Catering, Delivery & Drive-Thru: Opportunities for Growth
While overall sales continue to be a challenge for most of the industry, there are pockets of opportunity that some brands have capitalized on to boost performance. Dine-in sales have been negative year-to-date, but to-go is up 2.9 percent. Sales are also up in catering, delivery and drive-thru.
From a day part perspective, breakfast and mid-afternoon sales offer continued opportunities for growth, while lunch and, especially, dinner sales continue to stumble.
Industry Segment Performance
May sales were weak across all segments. Only the fine dining segment was able to achieve very small positive same-store sales growth during the month. The second best performing segment during May was quick service. That soft performance notwithstanding, the best performing segments continue to be those with the lowest and highest average guest checks. “Dining experience on one end and value and convenience on the other seem to continue to be key components of restaurant sales performance based on current consumer spending trends,” said Fernandez.
The weakest performing segment in May was casual dining. This was a bit unexpected since the segment showed improved performance during the first four months of 2017 after lagging the industry for several years. Casual dining has added a modest number of new units, but same-store sales declines have contributed to its overall loss in market share.
Despite weak sales results year-to-date, fast casual continues to win the market share battle. It gained the most share in the first quarter of 2017 compared with the same quarter a year ago. Aggressive expansion has driven total sales growth, but increased competition and market build-out have undoubtedly impacted same-store sales for the segment. The only other segment that gained market share year-over-year was quick service.
Retention and Staffing Still Plaguing Restaurants
In addition to what they are facing in terms of falling guest counts and consumer spending, strong challenges continue to confront restaurants in both staffing and retaining enough qualified workers. TDn2K’s People Report Workforce Index™
continues to indicate that restaurant operators are pessimistic regarding the difficulty of recruiting in the upcoming quarters. Part of the problem is that hiring for new restaurant positions has started to pick up again. The number of employees in the chain restaurant sector increased by 1.9 percent during April compared with a year ago, up from 1.5 percent growth recorded in March. The other issue affecting staffing is rising turnover.
Turnover rates for both hourly employees and management staff increased again during April. “The turnover numbers that we are reporting are stunning”, said Joni Thomas Doolin, TDn2K CEO and founder of People Report™
. “Many of the brands that we track are already facing unsustainable levels of staffing vacancies. Most alarming is the fact that over 70% of employees are leaving voluntarily as opportunities for better work increase”.

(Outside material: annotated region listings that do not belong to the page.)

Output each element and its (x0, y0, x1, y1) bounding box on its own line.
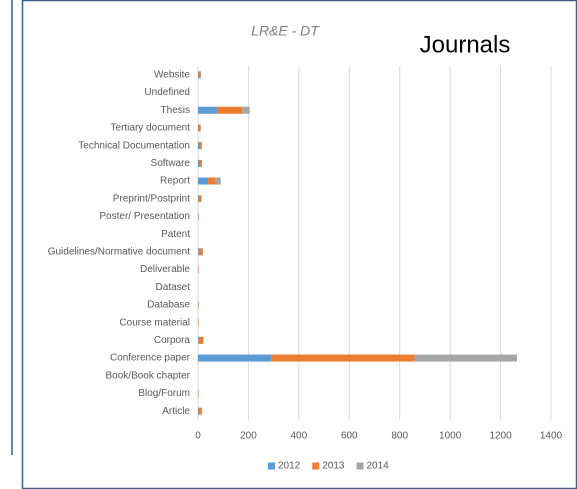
bar-segment (198, 301, 199, 309)
bar-segment (201, 142, 203, 150)
legend-label: 2013 (322, 461, 345, 472)
y-tick-label: Report (160, 176, 190, 187)
y-tick-label: Dataset (156, 282, 191, 293)
x-tick-label: 1000 (439, 431, 462, 442)
bar-segment (198, 354, 272, 362)
y-tick-label: Blog/Forum (138, 388, 190, 399)
legend-swatch (312, 462, 320, 470)
y-tick-label: Conference paper (110, 353, 191, 364)
y-tick-label: Thesis (161, 105, 190, 116)
x-tick-label: 200 (240, 431, 257, 442)
y-tick-label: Article (162, 406, 190, 417)
bar-segment (198, 248, 203, 256)
bar-segment (198, 212, 199, 220)
bar-segment (198, 159, 200, 167)
y-tick-label: Corpora (154, 335, 191, 346)
bar-segment (198, 336, 199, 344)
bar-segment (201, 159, 203, 167)
annotation: Journals (420, 31, 511, 58)
bar-segment (201, 195, 202, 203)
bar-segment (198, 106, 217, 114)
x-tick-label: 600 (341, 431, 358, 442)
bar-segment (198, 336, 204, 344)
bar-segment (198, 124, 201, 132)
bar-segment (200, 142, 202, 150)
y-tick-label: Database (147, 300, 190, 311)
y-tick-label: Course material (119, 317, 190, 328)
bar-segment (242, 106, 250, 114)
bar-segment (198, 389, 199, 397)
bar-segment (198, 266, 199, 274)
bar-segment (199, 159, 202, 167)
legend-label: 2014 (367, 461, 390, 472)
bar-segment (198, 407, 202, 415)
bar-segment (198, 177, 209, 185)
y-tick-label: Deliverable (140, 264, 190, 275)
legend-swatch (268, 462, 275, 470)
y-tick-label: Poster/ Presentation (99, 211, 190, 222)
x-tick-label: 0 (195, 431, 201, 442)
bar-segment (414, 354, 517, 362)
x-tick-label: 1400 (540, 431, 563, 442)
y-tick-label: Software (151, 158, 191, 169)
bar-segment (215, 177, 221, 185)
bar-segment (198, 248, 199, 256)
bar-segment (198, 142, 201, 150)
bar-segment (198, 195, 199, 203)
y-tick-label: Patent (161, 229, 190, 240)
x-tick-label: 400 (291, 431, 308, 442)
chart-frame (21, 0, 578, 489)
bar-segment (198, 195, 202, 203)
bar-segment (202, 248, 204, 256)
y-tick-label: Technical Documentation (78, 140, 190, 151)
bar-segment (216, 106, 243, 114)
y-tick-label: Guidelines/Normative document (48, 246, 191, 257)
x-tick-label: 800 (391, 431, 408, 442)
y-tick-label: Website (154, 69, 190, 80)
y-tick-label: Preprint/Postprint (113, 193, 190, 204)
chart-title: LR&E - DT (251, 23, 320, 39)
y-tick-label: Tertiary document (111, 123, 191, 134)
legend-swatch (356, 462, 364, 470)
y-tick-label: Undefined (144, 87, 190, 98)
bar-segment (198, 319, 199, 327)
x-tick-label: 1200 (489, 431, 512, 442)
bar-segment (271, 354, 415, 362)
legend-label: 2012 (278, 461, 301, 472)
bar-segment (198, 407, 199, 415)
bar-segment (208, 177, 216, 185)
bar-segment (200, 71, 202, 79)
y-tick-label: Book/Book chapter (106, 370, 191, 381)
bar-segment (198, 71, 201, 79)
bar-segment (198, 124, 199, 132)
bar-segment (198, 71, 199, 79)
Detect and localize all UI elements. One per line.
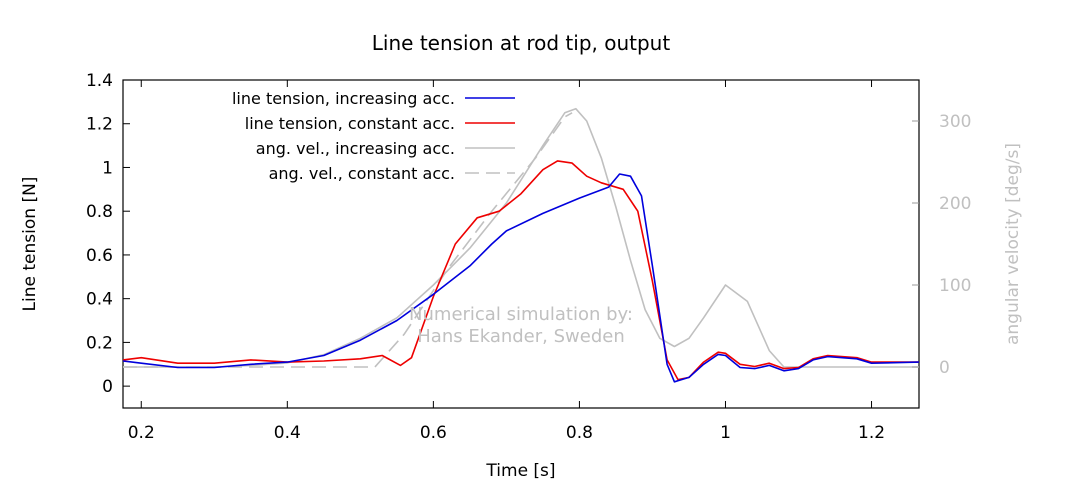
y-tick-label: 0.2 xyxy=(86,333,113,353)
legend-label: ang. vel., constant acc. xyxy=(269,164,455,183)
series-line-ang-vel-increasing-acc xyxy=(123,107,919,368)
y-tick-label: 0.8 xyxy=(86,202,113,222)
series-line-line-tension-increasing-acc xyxy=(122,173,920,383)
chart-title: Line tension at rod tip, output xyxy=(372,31,671,55)
y2-tick-label: 300 xyxy=(939,112,971,132)
plot-area xyxy=(122,79,920,409)
y-tick-label: 0.4 xyxy=(86,290,113,310)
plot-frame xyxy=(122,79,920,409)
y-tick-label: 1.4 xyxy=(86,71,113,91)
legend-label: ang. vel., increasing acc. xyxy=(256,139,455,158)
x-tick-label: 0.6 xyxy=(420,423,447,443)
y2-tick-label: 200 xyxy=(939,194,971,214)
series-line-ang-vel-constant-acc xyxy=(123,112,573,368)
annotation: Numerical simulation by:Hans Ekander, Sw… xyxy=(409,304,633,347)
y-tick-label: 0 xyxy=(102,377,113,397)
annotation-line: Numerical simulation by: xyxy=(409,304,633,325)
y2-tick-label: 100 xyxy=(939,276,971,296)
y2-tick-label: 0 xyxy=(939,358,950,378)
y-tick-label: 1 xyxy=(102,158,113,178)
x-tick-label: 1 xyxy=(720,423,731,443)
x-tick-label: 0.4 xyxy=(274,423,301,443)
x-tick-label: 1.2 xyxy=(858,423,885,443)
annotation-line: Hans Ekander, Sweden xyxy=(417,326,624,347)
y-tick-label: 0.6 xyxy=(86,246,113,266)
legend: line tension, increasing acc. line tensio… xyxy=(232,89,515,183)
tick-labels: 0.2 0.4 0.6 0.8 1 1.2 0 0.2 0.4 0.6 0.8 1 1.2 1.4 0 100… xyxy=(86,71,972,443)
series-line-line-tension-constant-acc xyxy=(122,160,919,381)
y2-axis-label: angular velocity [deg/s] xyxy=(1003,143,1023,345)
x-tick-label: 0.2 xyxy=(128,423,155,443)
y-axis-label: Line tension [N] xyxy=(20,177,40,312)
x-tick-label: 0.8 xyxy=(566,423,593,443)
y-tick-label: 1.2 xyxy=(86,115,113,135)
legend-label: line tension, constant acc. xyxy=(245,114,455,133)
legend-label: line tension, increasing acc. xyxy=(232,89,455,108)
x-axis-label: Time [s] xyxy=(485,461,555,481)
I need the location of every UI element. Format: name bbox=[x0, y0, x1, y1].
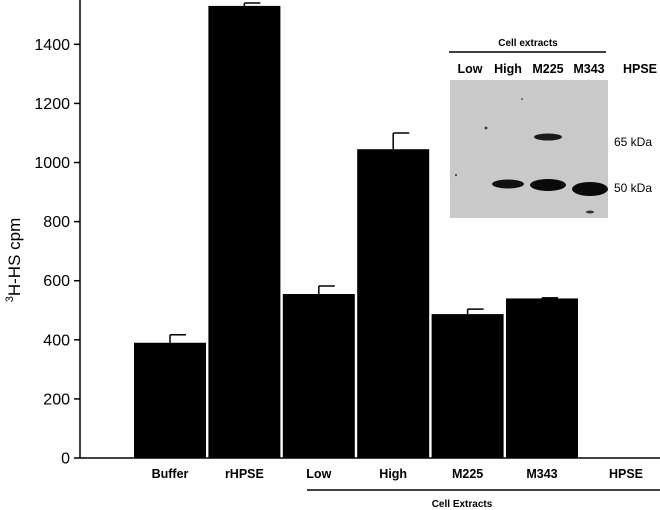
bar bbox=[431, 314, 504, 458]
bar bbox=[208, 5, 281, 459]
y-tick-label: 600 bbox=[43, 273, 70, 290]
marker-label: 65 kDa bbox=[614, 135, 652, 149]
x-tick-label: M225 bbox=[452, 467, 483, 481]
x-tick-label: High bbox=[379, 467, 407, 481]
x-tick-label: rHPSE bbox=[225, 467, 264, 481]
group-label: Cell Extracts bbox=[432, 499, 493, 510]
blot-speck bbox=[586, 210, 594, 214]
x-trailing-label: HPSE bbox=[609, 467, 643, 481]
y-tick-label: 1400 bbox=[34, 37, 70, 54]
blot-speck bbox=[521, 98, 523, 100]
y-axis-label: 3H-HS cpm bbox=[4, 218, 24, 303]
inset-blot: Cell extracts Low High M225 M343 HPSE 65… bbox=[449, 38, 657, 218]
blot-speck bbox=[454, 173, 458, 177]
x-tick-label: Buffer bbox=[152, 467, 189, 481]
blot-band-50kda-m225 bbox=[530, 179, 566, 191]
inset-lane-label: M343 bbox=[573, 62, 604, 76]
inset-lane-trailing-label: HPSE bbox=[623, 62, 657, 76]
blot-membrane bbox=[450, 80, 608, 218]
inset-lane-label: Low bbox=[458, 62, 483, 76]
y-tick-label: 400 bbox=[43, 332, 70, 349]
y-axis-label-superscript: 3 bbox=[4, 296, 16, 302]
bar bbox=[357, 149, 430, 458]
y-tick-label: 1000 bbox=[34, 155, 70, 172]
inset-lane-label: High bbox=[494, 62, 522, 76]
y-tick-label: 1200 bbox=[34, 96, 70, 113]
bar bbox=[134, 342, 206, 458]
blot-speck bbox=[484, 126, 488, 130]
x-tick-label: Low bbox=[306, 467, 331, 481]
y-tick-label: 0 bbox=[61, 451, 70, 468]
bar bbox=[506, 298, 578, 458]
inset-lane-label: M225 bbox=[532, 62, 563, 76]
x-tick-label: M343 bbox=[526, 467, 557, 481]
blot-band-65kda-m225 bbox=[534, 133, 562, 141]
bars: Buffer rHPSE Low High M225 M343 bbox=[134, 2, 578, 481]
blot-band-50kda-high bbox=[492, 179, 524, 189]
y-tick-label: 800 bbox=[43, 214, 70, 231]
y-axis-label-main: H-HS cpm bbox=[5, 218, 24, 296]
inset-title: Cell extracts bbox=[498, 38, 558, 49]
y-tick-label: 200 bbox=[43, 391, 70, 408]
marker-label: 50 kDa bbox=[614, 181, 652, 195]
bar bbox=[282, 294, 355, 458]
blot-band-50kda-m343 bbox=[572, 182, 608, 196]
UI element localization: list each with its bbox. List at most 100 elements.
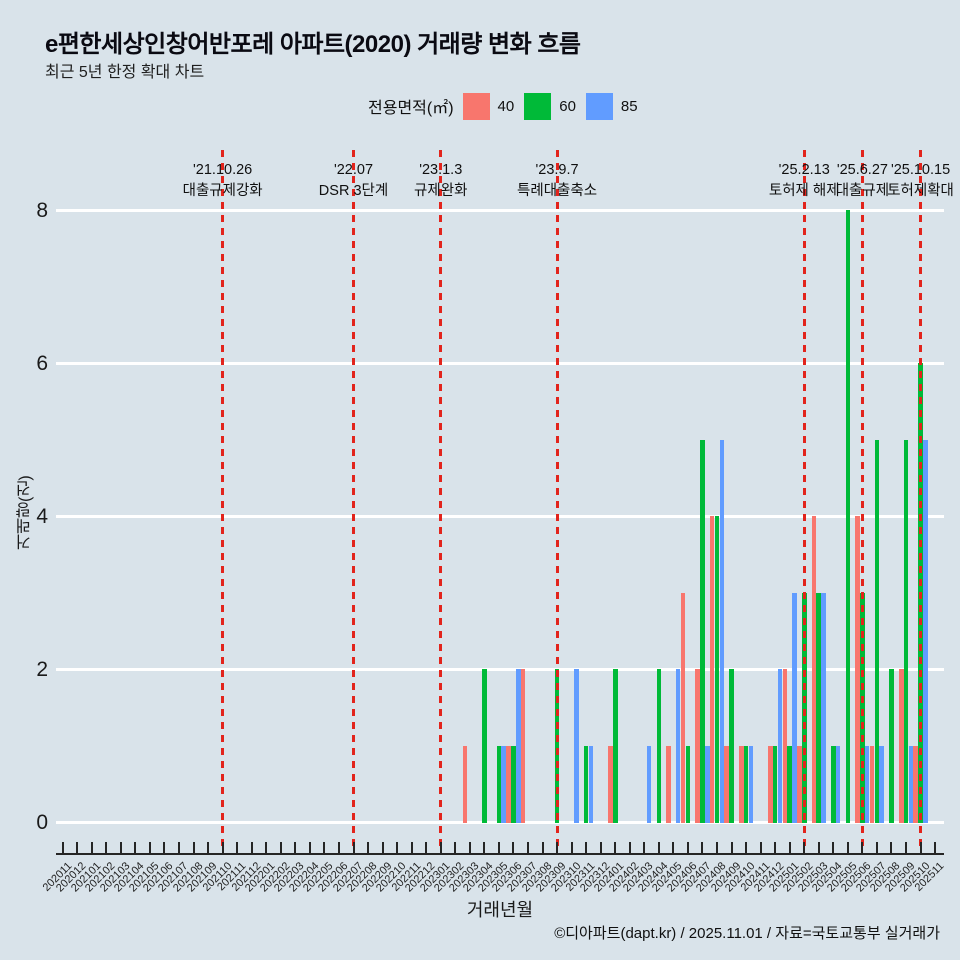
bar xyxy=(583,745,589,823)
event-line xyxy=(221,150,225,850)
page-subtitle: 최근 5년 한정 확대 차트 xyxy=(45,64,205,81)
x-tick-mark xyxy=(759,842,762,853)
bar xyxy=(729,669,734,823)
x-tick-mark xyxy=(192,842,195,853)
gridline xyxy=(56,667,944,671)
x-tick-mark xyxy=(76,842,79,853)
bar xyxy=(908,745,914,823)
event-label: 특례대출축소 xyxy=(517,183,598,199)
x-tick-mark xyxy=(817,842,820,853)
bar xyxy=(506,745,511,823)
bar xyxy=(685,745,691,823)
event-label: DSR 3단계 xyxy=(318,183,389,199)
bar xyxy=(709,516,715,823)
event-date: '25.2.13 xyxy=(778,162,830,178)
bar xyxy=(874,439,880,823)
bar xyxy=(646,745,652,823)
y-axis-title: 거래량(건) xyxy=(17,475,34,551)
x-tick-mark xyxy=(105,842,108,853)
event-line xyxy=(860,150,864,850)
bar xyxy=(612,669,618,823)
legend-swatch xyxy=(524,92,552,120)
legend-swatch xyxy=(585,92,613,120)
bar xyxy=(608,745,613,823)
x-tick-mark xyxy=(643,842,646,853)
legend-item-label: 60 xyxy=(559,97,576,115)
bar xyxy=(719,439,725,823)
event-line xyxy=(555,150,559,850)
y-tick-label: 6 xyxy=(36,352,48,375)
x-tick-mark xyxy=(207,842,210,853)
x-tick-mark xyxy=(803,842,806,853)
bar xyxy=(923,439,928,823)
page-title: e편한세상인창어반포레 아파트(2020) 거래량 변화 흐름 xyxy=(45,31,581,58)
bar xyxy=(768,745,773,823)
x-tick-mark xyxy=(497,842,500,853)
x-tick-mark xyxy=(468,842,471,853)
bar xyxy=(501,745,506,823)
x-tick-mark xyxy=(628,842,631,853)
event-line xyxy=(919,150,923,850)
bar xyxy=(695,669,700,823)
x-tick-mark xyxy=(788,842,791,853)
legend-item: 60 xyxy=(524,92,576,120)
x-tick-mark xyxy=(178,842,181,853)
bar xyxy=(889,669,894,823)
x-tick-mark xyxy=(686,842,689,853)
y-tick-label: 8 xyxy=(36,199,48,222)
x-tick-mark xyxy=(308,842,311,853)
bar xyxy=(777,669,783,823)
bar xyxy=(845,210,851,823)
bar xyxy=(738,745,744,823)
legend-item-label: 85 xyxy=(620,97,638,115)
attribution-footer: ©디아파트(dapt.kr) / 2025.11.01 / 자료=국토교통부 실… xyxy=(554,925,940,942)
bar xyxy=(898,669,904,823)
x-tick-mark xyxy=(454,842,457,853)
x-tick-mark xyxy=(439,842,442,853)
event-label: 규제완화 xyxy=(414,183,468,199)
x-axis-line xyxy=(56,853,944,855)
bar xyxy=(787,745,792,823)
bar xyxy=(864,745,870,823)
event-line xyxy=(352,150,355,850)
bar xyxy=(680,592,686,823)
legend-swatch xyxy=(462,92,490,120)
x-tick-mark xyxy=(832,842,835,853)
legend: 전용면적(㎡) 40 60 85 xyxy=(368,92,648,120)
x-tick-mark xyxy=(745,842,748,853)
bar xyxy=(821,592,826,823)
x-tick-mark xyxy=(526,842,529,853)
y-tick-label: 4 xyxy=(36,505,48,528)
x-tick-mark xyxy=(585,842,588,853)
bar xyxy=(835,745,841,823)
bar xyxy=(700,439,705,823)
x-tick-mark xyxy=(221,842,224,853)
x-tick-mark xyxy=(148,842,151,853)
x-tick-mark xyxy=(934,842,937,853)
bar xyxy=(811,516,817,823)
x-tick-mark xyxy=(905,842,908,853)
x-tick-mark xyxy=(570,842,573,853)
x-tick-mark xyxy=(396,842,399,853)
event-date: '25.10.15 xyxy=(890,162,951,178)
bar xyxy=(482,669,487,823)
x-tick-mark xyxy=(672,842,675,853)
event-date: '22.07 xyxy=(333,162,374,178)
legend-item: 85 xyxy=(585,92,638,120)
event-label: 대출규제 xyxy=(835,183,890,199)
x-tick-mark xyxy=(294,842,297,853)
x-axis-title: 거래년월 xyxy=(466,900,534,920)
x-tick-mark xyxy=(90,842,93,853)
x-tick-mark xyxy=(919,842,922,853)
legend-title: 전용면적(㎡) xyxy=(368,100,454,117)
bar xyxy=(714,516,720,823)
x-tick-mark xyxy=(163,842,166,853)
bar xyxy=(816,592,822,823)
event-line xyxy=(439,150,443,850)
gridline xyxy=(56,361,944,365)
x-tick-mark xyxy=(250,842,253,853)
legend-item-label: 40 xyxy=(497,97,515,115)
bar xyxy=(515,669,521,823)
y-tick-label: 2 xyxy=(36,658,48,681)
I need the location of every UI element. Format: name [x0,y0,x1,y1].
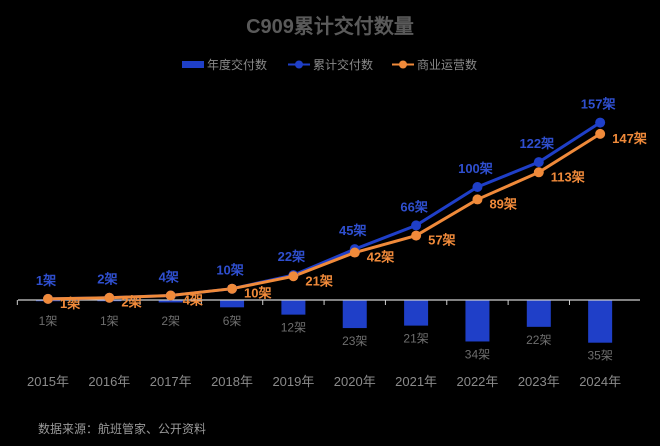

Meanwhile the overall labor market nearing full employment doesn’t hint at relief for operators any time soon. The consequences of turnover are well documented by TDn2K. Not only does it impact service levels and guest satisfaction, which correlate to traffic and sales, but it is also a huge source of additional costs hurting the bottom line. According to a recent study by People Report, it costs on average about $2,200 to replace a single restaurant hourly employee, while the cost of turnover for all levels of restaurant management is on average about $15,000 per manager. “The companies who are leading in the marketplace are starting by winning in the workplace. Being a great employer has never been more important,” stressed Doolin.